Contraint par la nécessité, Silhouette annonça le 21 octobre qu'il suspendait pour un an tout remboursement de capitaux au Trésor royal, qu'il ne paierait plus ni les mandats de payement des receveurs  généraux, ni les lettres de change tirées des colonies ; à titre d'indemnité il offrait un intérêt de 5 p. 100 pour les sommes non remboursées, mais les hommes d'affaires, les banquiers, les négociants n'avaient pas de placements à faire et avaient besoin d'être payés. Ce fut une perturbation générale du commerce et de l'industrie. Les journaux de Londres dénoncèrent le Roi de France comme banqueroutier. A Paris, on fabriqua des habits et des culottes à la silhouette, sans poches ni goussets ; on donna le nom de silhouette à cette sorte de dessin superficiel et vide, qui semble le portrait d'une ombre. Silhouette fut disgracié le 21 novembre. Le seul Rousseau le complimenta : Vous avez bravé les cris des gagneurs d'argent. En vous voyant écraser ces misérables, je vous enviais votre place ; en vous la voyant quitter, sans vous être démenti, je vous admire.... Les malédictions des fripons sont la gloire de l'homme juste.

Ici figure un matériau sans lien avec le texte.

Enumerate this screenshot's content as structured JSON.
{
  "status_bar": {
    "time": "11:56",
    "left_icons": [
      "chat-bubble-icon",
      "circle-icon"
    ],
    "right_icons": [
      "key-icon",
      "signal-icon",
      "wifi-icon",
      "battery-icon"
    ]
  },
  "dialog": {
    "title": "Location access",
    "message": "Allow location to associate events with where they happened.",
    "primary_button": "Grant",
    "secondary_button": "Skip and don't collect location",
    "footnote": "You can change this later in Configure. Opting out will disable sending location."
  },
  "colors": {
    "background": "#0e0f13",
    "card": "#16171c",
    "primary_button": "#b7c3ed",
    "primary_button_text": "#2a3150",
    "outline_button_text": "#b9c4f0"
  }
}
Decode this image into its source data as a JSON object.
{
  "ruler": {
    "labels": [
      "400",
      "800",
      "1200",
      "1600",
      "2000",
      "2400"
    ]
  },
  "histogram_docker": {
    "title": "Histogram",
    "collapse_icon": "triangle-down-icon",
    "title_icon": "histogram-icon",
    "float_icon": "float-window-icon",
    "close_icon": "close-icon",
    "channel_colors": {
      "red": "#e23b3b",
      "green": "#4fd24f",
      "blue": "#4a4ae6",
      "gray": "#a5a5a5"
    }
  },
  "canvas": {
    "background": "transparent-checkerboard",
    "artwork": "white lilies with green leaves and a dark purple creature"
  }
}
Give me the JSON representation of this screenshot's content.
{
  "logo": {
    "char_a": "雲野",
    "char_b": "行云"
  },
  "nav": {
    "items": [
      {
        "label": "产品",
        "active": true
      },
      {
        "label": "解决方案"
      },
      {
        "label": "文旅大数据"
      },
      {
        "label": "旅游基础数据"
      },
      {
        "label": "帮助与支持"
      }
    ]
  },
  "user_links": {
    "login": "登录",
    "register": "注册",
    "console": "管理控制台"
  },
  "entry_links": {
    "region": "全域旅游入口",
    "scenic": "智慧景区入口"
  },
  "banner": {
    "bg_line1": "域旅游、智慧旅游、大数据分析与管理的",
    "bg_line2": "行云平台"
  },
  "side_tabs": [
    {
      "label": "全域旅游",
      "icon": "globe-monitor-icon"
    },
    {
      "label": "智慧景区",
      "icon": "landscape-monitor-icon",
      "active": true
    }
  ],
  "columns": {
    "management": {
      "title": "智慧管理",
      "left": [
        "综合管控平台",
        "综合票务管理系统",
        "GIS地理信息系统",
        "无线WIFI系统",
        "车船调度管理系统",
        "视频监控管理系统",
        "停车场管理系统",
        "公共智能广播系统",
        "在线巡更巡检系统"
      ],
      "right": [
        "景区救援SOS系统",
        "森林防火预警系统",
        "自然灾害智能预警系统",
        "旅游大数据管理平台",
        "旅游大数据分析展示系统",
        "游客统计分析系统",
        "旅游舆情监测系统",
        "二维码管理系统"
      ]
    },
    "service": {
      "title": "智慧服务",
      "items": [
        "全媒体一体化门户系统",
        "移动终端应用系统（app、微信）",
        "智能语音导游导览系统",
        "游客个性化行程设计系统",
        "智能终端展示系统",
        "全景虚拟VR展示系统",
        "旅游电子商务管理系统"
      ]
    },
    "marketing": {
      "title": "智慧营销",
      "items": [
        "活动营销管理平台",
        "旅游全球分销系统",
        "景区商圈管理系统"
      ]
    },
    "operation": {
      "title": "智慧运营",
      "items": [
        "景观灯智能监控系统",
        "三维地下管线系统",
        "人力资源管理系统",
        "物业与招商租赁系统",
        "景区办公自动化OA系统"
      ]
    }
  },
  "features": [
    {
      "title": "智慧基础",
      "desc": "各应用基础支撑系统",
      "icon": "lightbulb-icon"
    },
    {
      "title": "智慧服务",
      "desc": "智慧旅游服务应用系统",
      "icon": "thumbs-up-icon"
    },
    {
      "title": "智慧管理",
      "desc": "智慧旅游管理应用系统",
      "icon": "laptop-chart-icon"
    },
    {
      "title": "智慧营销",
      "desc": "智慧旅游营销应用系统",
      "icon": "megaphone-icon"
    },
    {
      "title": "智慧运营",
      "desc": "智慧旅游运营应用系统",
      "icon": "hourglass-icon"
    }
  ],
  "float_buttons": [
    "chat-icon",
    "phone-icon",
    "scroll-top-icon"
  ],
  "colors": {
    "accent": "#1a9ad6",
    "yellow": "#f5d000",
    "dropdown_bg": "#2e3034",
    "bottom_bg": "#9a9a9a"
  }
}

Ce ne fut pas sans appréhension que le lieutenant général de police Bertin consentit à succéder à Silhouette le 23 novembre 1759. Assez ignorant en finances, il gagna d'abord l'opinion par sa douceur et une tendance naturelle à user de palliatifs. Il retira les édits qui avaient provoqué le plus de colères ; mais il fallut bien qu'il s'ingéniât à ressaisir, par voie détournée, les ressources auxquelles il renonçait. A la Subvention générale il substitua, en février 1760, un troisième vingtième, un doublement de la capitation des contribuables non soumis à la taille, et la levée d'un sou pour livre d'augmentation sur les droits des formes. Il créa trois millions de rentes viagères, fit porter à la Monnaie la vaisselle d'argent exécutée pour le duc de Bourgogne, et autorisa les fabriques et les paroisses à y faire porter une partie des vases sacrés ; ce qui était une façon de leur imposer ce sacrifice.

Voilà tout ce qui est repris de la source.